Foster's time in command of the Army was short. On February 9, 1864, Maj. Gen. John M. Schofield assumed command of the Department of the Ohio, and then the Army of the Ohio and the XXIII Corps in April. During this time the XXIII Corps and the Army of the Ohio were synonymous. Schofield led the Army during the Atlanta campaign and pursued Confederate Lt. Gen. John Bell Hood into Tennessee after the fall of Atlanta. At the Battle of Franklin, Schofield inflicted a severe defeat on Hood's army before joining with Maj. Gen. George H. Thomas and the Army of the Cumberland for the Battle of Nashville. On February 9, 1865, Schofield was transferred to command the Department of North Carolina. When Schofield departed to assume departmental command, Maj. Gen. Jacob D. Cox temporarily assumed command of the Army.

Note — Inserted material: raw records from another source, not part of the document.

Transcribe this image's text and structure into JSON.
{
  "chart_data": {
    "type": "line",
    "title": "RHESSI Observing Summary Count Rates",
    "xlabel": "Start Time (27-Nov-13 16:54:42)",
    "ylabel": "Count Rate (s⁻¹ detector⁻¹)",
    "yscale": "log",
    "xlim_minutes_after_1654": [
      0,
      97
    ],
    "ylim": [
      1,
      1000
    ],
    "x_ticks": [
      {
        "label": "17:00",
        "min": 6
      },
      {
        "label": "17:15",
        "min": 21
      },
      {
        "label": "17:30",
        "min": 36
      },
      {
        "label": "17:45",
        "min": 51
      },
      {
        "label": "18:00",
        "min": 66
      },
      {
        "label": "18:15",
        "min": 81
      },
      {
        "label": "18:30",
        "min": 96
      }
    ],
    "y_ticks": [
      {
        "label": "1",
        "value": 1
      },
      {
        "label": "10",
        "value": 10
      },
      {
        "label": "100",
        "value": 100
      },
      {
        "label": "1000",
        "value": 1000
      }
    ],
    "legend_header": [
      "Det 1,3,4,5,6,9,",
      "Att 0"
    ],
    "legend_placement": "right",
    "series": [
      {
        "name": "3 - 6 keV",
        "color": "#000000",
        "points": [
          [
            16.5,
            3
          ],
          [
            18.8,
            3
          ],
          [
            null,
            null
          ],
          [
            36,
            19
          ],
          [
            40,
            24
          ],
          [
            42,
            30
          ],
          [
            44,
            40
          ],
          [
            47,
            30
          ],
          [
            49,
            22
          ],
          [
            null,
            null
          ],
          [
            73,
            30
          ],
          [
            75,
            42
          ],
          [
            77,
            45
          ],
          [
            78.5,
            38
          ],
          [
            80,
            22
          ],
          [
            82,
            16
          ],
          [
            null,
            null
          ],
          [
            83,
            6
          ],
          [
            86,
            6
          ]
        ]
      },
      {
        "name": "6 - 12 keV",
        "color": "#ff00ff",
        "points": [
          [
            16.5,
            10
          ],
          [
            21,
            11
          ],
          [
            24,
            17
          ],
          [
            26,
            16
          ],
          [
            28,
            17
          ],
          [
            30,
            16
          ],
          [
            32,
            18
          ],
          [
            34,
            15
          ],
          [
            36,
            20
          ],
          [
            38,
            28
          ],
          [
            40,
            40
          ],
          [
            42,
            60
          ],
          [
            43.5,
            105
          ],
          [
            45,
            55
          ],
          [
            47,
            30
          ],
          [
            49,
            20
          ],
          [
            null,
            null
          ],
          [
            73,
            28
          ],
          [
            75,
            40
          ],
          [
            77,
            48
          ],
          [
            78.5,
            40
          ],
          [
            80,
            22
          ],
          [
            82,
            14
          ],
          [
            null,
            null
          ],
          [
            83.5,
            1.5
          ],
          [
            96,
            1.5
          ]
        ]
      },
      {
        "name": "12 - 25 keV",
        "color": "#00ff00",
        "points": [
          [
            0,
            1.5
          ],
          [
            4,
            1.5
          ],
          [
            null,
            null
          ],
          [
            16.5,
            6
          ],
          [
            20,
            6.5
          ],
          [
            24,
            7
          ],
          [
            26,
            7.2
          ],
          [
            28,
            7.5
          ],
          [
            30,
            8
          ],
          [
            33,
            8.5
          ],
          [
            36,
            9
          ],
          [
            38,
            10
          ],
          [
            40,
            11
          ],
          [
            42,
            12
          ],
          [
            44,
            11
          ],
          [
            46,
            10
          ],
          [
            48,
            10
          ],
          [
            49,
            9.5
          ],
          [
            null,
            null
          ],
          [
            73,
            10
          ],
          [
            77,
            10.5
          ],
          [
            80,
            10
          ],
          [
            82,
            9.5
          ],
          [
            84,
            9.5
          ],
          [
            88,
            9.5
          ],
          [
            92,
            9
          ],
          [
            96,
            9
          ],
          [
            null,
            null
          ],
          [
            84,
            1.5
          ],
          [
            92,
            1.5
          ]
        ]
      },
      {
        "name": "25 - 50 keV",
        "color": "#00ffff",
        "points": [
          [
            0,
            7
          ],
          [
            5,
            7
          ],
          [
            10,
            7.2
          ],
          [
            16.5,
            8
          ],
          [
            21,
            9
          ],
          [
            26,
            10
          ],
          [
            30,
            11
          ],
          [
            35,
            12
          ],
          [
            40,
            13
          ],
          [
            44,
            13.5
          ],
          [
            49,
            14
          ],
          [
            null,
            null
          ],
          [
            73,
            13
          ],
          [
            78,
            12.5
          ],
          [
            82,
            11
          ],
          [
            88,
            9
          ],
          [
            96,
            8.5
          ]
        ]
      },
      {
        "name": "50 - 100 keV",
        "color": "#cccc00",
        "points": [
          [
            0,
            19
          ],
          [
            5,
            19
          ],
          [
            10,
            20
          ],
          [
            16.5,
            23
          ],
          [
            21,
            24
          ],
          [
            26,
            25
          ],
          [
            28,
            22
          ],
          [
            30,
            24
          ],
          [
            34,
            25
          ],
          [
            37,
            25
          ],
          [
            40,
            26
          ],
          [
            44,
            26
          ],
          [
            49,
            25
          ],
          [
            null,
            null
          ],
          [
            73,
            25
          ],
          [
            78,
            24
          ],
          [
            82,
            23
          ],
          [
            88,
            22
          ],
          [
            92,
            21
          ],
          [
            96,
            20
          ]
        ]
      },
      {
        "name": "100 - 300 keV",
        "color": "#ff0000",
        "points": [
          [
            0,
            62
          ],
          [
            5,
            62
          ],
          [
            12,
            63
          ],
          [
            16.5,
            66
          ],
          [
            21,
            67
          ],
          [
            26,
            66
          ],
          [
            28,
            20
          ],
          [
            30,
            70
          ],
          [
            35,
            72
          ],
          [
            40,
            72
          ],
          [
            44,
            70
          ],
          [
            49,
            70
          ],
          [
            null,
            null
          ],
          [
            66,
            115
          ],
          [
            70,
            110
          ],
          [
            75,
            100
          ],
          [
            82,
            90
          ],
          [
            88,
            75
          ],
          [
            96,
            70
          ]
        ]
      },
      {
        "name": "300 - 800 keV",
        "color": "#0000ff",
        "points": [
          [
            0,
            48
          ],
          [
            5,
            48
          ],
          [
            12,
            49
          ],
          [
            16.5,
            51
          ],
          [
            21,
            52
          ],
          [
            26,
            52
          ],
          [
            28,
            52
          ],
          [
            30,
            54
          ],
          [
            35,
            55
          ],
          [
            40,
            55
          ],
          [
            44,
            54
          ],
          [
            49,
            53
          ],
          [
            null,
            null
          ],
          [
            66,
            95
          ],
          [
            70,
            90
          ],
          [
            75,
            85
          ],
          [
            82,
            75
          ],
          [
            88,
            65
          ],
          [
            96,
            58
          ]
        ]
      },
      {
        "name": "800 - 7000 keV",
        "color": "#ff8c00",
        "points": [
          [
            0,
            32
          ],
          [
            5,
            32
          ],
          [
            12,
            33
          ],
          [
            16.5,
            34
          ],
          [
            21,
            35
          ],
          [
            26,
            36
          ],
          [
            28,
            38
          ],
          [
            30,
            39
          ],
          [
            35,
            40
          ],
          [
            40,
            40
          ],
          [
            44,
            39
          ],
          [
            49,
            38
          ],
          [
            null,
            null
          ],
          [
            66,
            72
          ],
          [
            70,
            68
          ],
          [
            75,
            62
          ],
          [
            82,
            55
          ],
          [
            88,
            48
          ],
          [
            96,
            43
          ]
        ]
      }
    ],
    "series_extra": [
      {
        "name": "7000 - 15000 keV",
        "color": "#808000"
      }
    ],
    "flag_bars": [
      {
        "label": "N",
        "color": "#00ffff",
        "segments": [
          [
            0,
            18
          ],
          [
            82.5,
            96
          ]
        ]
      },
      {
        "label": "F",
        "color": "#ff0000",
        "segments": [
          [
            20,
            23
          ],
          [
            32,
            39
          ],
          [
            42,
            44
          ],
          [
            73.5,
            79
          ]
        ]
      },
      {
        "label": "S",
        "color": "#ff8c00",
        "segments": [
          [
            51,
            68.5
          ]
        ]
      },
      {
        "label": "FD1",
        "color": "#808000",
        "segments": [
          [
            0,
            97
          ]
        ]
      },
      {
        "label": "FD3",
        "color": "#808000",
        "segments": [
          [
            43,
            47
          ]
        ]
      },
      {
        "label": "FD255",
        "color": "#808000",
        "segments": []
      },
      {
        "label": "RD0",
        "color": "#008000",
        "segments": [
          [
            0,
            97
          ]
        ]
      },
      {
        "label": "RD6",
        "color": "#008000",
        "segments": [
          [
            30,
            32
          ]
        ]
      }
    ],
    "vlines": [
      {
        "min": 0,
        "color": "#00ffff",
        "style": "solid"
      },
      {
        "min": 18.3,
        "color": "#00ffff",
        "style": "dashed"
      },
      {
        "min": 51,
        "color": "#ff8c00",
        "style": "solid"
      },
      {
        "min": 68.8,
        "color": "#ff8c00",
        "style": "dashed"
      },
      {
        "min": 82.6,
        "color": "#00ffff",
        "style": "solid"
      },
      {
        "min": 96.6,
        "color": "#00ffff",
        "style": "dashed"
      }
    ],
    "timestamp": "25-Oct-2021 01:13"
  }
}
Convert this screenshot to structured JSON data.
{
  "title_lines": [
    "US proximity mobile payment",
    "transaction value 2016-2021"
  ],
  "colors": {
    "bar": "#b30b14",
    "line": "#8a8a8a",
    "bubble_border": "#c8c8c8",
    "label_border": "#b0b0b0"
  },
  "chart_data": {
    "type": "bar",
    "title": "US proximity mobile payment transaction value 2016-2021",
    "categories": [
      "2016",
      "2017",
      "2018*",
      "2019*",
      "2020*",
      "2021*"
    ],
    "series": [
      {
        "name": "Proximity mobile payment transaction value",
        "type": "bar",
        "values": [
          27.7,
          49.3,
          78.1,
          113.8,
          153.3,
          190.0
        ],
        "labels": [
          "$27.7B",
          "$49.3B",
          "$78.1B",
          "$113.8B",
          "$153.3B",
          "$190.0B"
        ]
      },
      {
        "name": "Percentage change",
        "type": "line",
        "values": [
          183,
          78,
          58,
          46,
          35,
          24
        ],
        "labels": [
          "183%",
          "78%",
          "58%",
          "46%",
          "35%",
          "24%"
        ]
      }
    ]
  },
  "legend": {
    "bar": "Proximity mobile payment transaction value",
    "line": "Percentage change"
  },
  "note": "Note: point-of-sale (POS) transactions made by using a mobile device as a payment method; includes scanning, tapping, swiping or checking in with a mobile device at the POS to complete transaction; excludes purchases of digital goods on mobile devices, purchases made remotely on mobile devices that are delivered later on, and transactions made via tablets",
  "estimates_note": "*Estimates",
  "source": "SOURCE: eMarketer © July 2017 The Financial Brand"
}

The XXIII Corps was ordered to North Carolina and only Cox's division was present for the Battle of Wilmington. It was not until March 1865 that the rest of the XXIII Corps landed at New Bern, North Carolina. Upon the arrival of the XXIII Corps in its entirety, Schofield joined that corps with the X Corps under Maj. Gen. Alfred H. Terry to form the Army of the Ohio. The Army was designated the Center Wing of Maj. Gen. William T. Sherman's army and participated in the final stages of the Carolinas campaign. With the close of the war, the troops were mustered out of military service. A number of post-war reunions were held by various elements of the old Army of the Ohio.

==Commanders==
- Maj. Gen. Don Carlos Buell (November 15, 1861 – October 24, 1862) also department commander until March 11
- Maj. Gen. William S. Rosecrans (October 24–30, 1862) became the Army of the Cumberland
- Maj. Gen. Ambrose Burnside (March 25 – December 9, 1863) also department commander
- Maj. Gen. John G. Foster (December 9, 1863 – February 9, 1864) also department commander
- Maj. Gen. John M. Schofield (February 9 – September 14, 1864) also department commander
- Maj. Gen. Jacob D. Cox (September 14 – October 22, 1864)
- Maj. Gen. John M. Schofield (October 22, 1864 – February 2, 1865)
- Maj. Gen. Jacob D. Cox (February 2–9, 1865)
- Maj. Gen. John M. Schofield (February 9 – March 31, 1865) also commander of the Department of North Carolina

==Major battles and campaigns==
- Battle of Shiloh (Buell)
- Battle of Perryville (Buell)
- Morgan's Raid (Burnside)
- Knoxville Campaign (Burnside), (Foster)
- Atlanta campaign (Schofield)
- Battle of Franklin (Schofield)
- Battle of Nashville (Schofield)
- Carolinas campaign (Schofield)

==Orders of Battle==
- Shiloh Union order of battle
- Perryville Union order of battle
- Knoxville Union order of battle
- Atlanta Campaign Union order of battle
- Franklin Union order of battle
- Nashville Union order of battle
- Wilmington Union order of battle
Notes

1. Livermore, Thomas L., Numbers and Losses in the American Civil War 1861–1865, New York, 1901, p. 95, cited in McDonough, James Lee, War in Kentucky, University of Tennessee Press, 1994, pp 289–290. ISBN 0-87049-847-9. Noe, Kenneth W. Perryville: This Grand Havoc of Battle. Lexington: University Press of Kentucky, 2001. ISBN 978-0-8131-2209-0.